Construction began in August 2007 and the Bridge opened to the public on 20 March 2009, then was officially opened on 2 April 2009, a year behind schedule, by the Mayor of Derby. The bridge, designed by Ramboll, was partly inspired by tailor's shears and has an iconic needle-shaped mast, to echo the heritage of the nearby Silk Mill. The silk theme of the needle is complemented by the nearby Saint Alkmunds Way Footbridge which includes silk bobbins as its design feature.
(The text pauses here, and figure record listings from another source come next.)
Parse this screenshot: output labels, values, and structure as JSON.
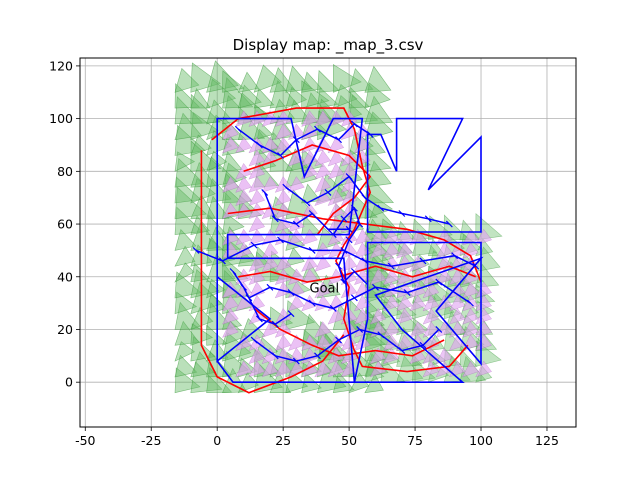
{
  "chart_data": {
    "type": "map",
    "title": "Display map: _map_3.csv",
    "xlabel": "",
    "ylabel": "",
    "xlim": [
      -52,
      136
    ],
    "ylim": [
      -17,
      123
    ],
    "x_ticks": [
      -50,
      -25,
      0,
      25,
      50,
      75,
      100,
      125
    ],
    "y_ticks": [
      0,
      20,
      40,
      60,
      80,
      100,
      120
    ],
    "grid": true,
    "annotations": [
      {
        "text": "Goal",
        "x": 35,
        "y": 34
      }
    ],
    "colors": {
      "obstacle": "#0000ff",
      "path": "#ff0000",
      "tree": "#0000ff",
      "cell_fill": "#e0a0f0",
      "cover_fill": "#66bb66",
      "grid": "#b0b0b0"
    },
    "obstacles": [
      {
        "name": "left-shape",
        "points": [
          [
            0,
            100
          ],
          [
            28,
            100
          ],
          [
            33,
            78
          ],
          [
            44,
            100
          ],
          [
            55,
            100
          ],
          [
            50,
            56
          ],
          [
            4,
            56
          ],
          [
            4,
            47
          ],
          [
            48,
            47
          ],
          [
            52,
            0
          ],
          [
            6,
            0
          ],
          [
            0,
            8
          ],
          [
            0,
            40
          ],
          [
            20,
            24
          ],
          [
            0,
            8
          ]
        ]
      },
      {
        "name": "arrow-upper",
        "points": [
          [
            68,
            100
          ],
          [
            93,
            100
          ],
          [
            80,
            73
          ],
          [
            100,
            93
          ],
          [
            100,
            57
          ],
          [
            57,
            57
          ],
          [
            57,
            94
          ],
          [
            62,
            94
          ],
          [
            68,
            80
          ]
        ]
      },
      {
        "name": "arrow-lower",
        "points": [
          [
            57,
            53
          ],
          [
            100,
            53
          ],
          [
            100,
            7
          ],
          [
            83,
            27
          ],
          [
            100,
            47
          ],
          [
            60,
            33
          ],
          [
            70,
            20
          ],
          [
            93,
            0
          ],
          [
            52,
            0
          ],
          [
            57,
            24
          ]
        ]
      }
    ],
    "path_segments": [
      [
        [
          -2,
          92
        ],
        [
          8,
          100
        ],
        [
          30,
          104
        ],
        [
          48,
          104
        ],
        [
          52,
          96
        ],
        [
          55,
          82
        ],
        [
          58,
          72
        ],
        [
          52,
          58
        ],
        [
          48,
          52
        ],
        [
          45,
          46
        ],
        [
          50,
          36
        ],
        [
          48,
          24
        ],
        [
          52,
          12
        ],
        [
          55,
          6
        ],
        [
          72,
          4
        ],
        [
          88,
          6
        ],
        [
          95,
          14
        ]
      ],
      [
        [
          -6,
          88
        ],
        [
          -6,
          60
        ],
        [
          -6,
          40
        ],
        [
          -6,
          14
        ],
        [
          0,
          2
        ],
        [
          12,
          -4
        ],
        [
          28,
          2
        ],
        [
          40,
          8
        ],
        [
          48,
          18
        ]
      ],
      [
        [
          4,
          64
        ],
        [
          20,
          66
        ],
        [
          40,
          62
        ],
        [
          56,
          60
        ],
        [
          72,
          58
        ],
        [
          86,
          54
        ],
        [
          96,
          48
        ],
        [
          100,
          38
        ]
      ],
      [
        [
          8,
          40
        ],
        [
          20,
          42
        ],
        [
          34,
          38
        ],
        [
          46,
          40
        ],
        [
          60,
          44
        ],
        [
          74,
          40
        ],
        [
          88,
          44
        ],
        [
          98,
          40
        ]
      ],
      [
        [
          10,
          80
        ],
        [
          22,
          84
        ],
        [
          36,
          90
        ],
        [
          50,
          86
        ],
        [
          58,
          78
        ],
        [
          52,
          70
        ],
        [
          44,
          64
        ],
        [
          38,
          56
        ]
      ],
      [
        [
          14,
          28
        ],
        [
          24,
          20
        ],
        [
          36,
          14
        ],
        [
          46,
          10
        ],
        [
          60,
          12
        ],
        [
          74,
          10
        ],
        [
          86,
          16
        ]
      ]
    ],
    "tree_segments": [
      [
        [
          -8,
          50
        ],
        [
          2,
          46
        ],
        [
          14,
          52
        ],
        [
          24,
          54
        ],
        [
          36,
          50
        ],
        [
          48,
          50
        ],
        [
          56,
          46
        ],
        [
          66,
          44
        ],
        [
          78,
          46
        ],
        [
          90,
          48
        ],
        [
          98,
          44
        ]
      ],
      [
        [
          8,
          96
        ],
        [
          16,
          90
        ],
        [
          24,
          86
        ],
        [
          30,
          92
        ],
        [
          38,
          96
        ],
        [
          46,
          92
        ],
        [
          52,
          98
        ],
        [
          58,
          94
        ]
      ],
      [
        [
          26,
          74
        ],
        [
          34,
          68
        ],
        [
          42,
          72
        ],
        [
          50,
          78
        ],
        [
          56,
          70
        ],
        [
          62,
          66
        ],
        [
          70,
          64
        ],
        [
          80,
          62
        ],
        [
          88,
          60
        ]
      ],
      [
        [
          12,
          32
        ],
        [
          20,
          36
        ],
        [
          28,
          34
        ],
        [
          36,
          30
        ],
        [
          44,
          28
        ],
        [
          52,
          32
        ],
        [
          60,
          36
        ],
        [
          72,
          34
        ],
        [
          84,
          38
        ],
        [
          96,
          30
        ]
      ],
      [
        [
          14,
          16
        ],
        [
          22,
          10
        ],
        [
          30,
          8
        ],
        [
          38,
          10
        ],
        [
          46,
          16
        ],
        [
          54,
          20
        ],
        [
          62,
          18
        ],
        [
          70,
          12
        ],
        [
          78,
          14
        ],
        [
          84,
          20
        ]
      ],
      [
        [
          44,
          56
        ],
        [
          48,
          62
        ],
        [
          52,
          66
        ],
        [
          54,
          60
        ],
        [
          50,
          54
        ],
        [
          46,
          44
        ],
        [
          48,
          38
        ],
        [
          52,
          42
        ],
        [
          56,
          38
        ]
      ],
      [
        [
          18,
          72
        ],
        [
          22,
          62
        ],
        [
          30,
          60
        ],
        [
          36,
          64
        ],
        [
          42,
          58
        ],
        [
          50,
          58
        ]
      ],
      [
        [
          6,
          42
        ],
        [
          10,
          36
        ],
        [
          16,
          24
        ],
        [
          22,
          22
        ],
        [
          28,
          26
        ]
      ]
    ]
  }
}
The Cathedral Green has landscaped gardens with a tiled pavement incorporating lighting effects, called The Mill Flume, designed by Nayan Kulkarni, representing the path the river took when it powered the waterwheel of the Silk Mill. There is a statue of Bonnie Prince Charlie, as he was billeted near the site of the bridge during the Jacobite rising in December 1745.

The bridge was a finalist in the Prime Minister's Award for better public buildings following its completion in 2009. The judges said they were impressed by the design allowing the bridge to be turned with only a small amount of energy. The bridge, with its 38 degree kink, is supported on the central wheel with a wheel system being used on the counterweighted section.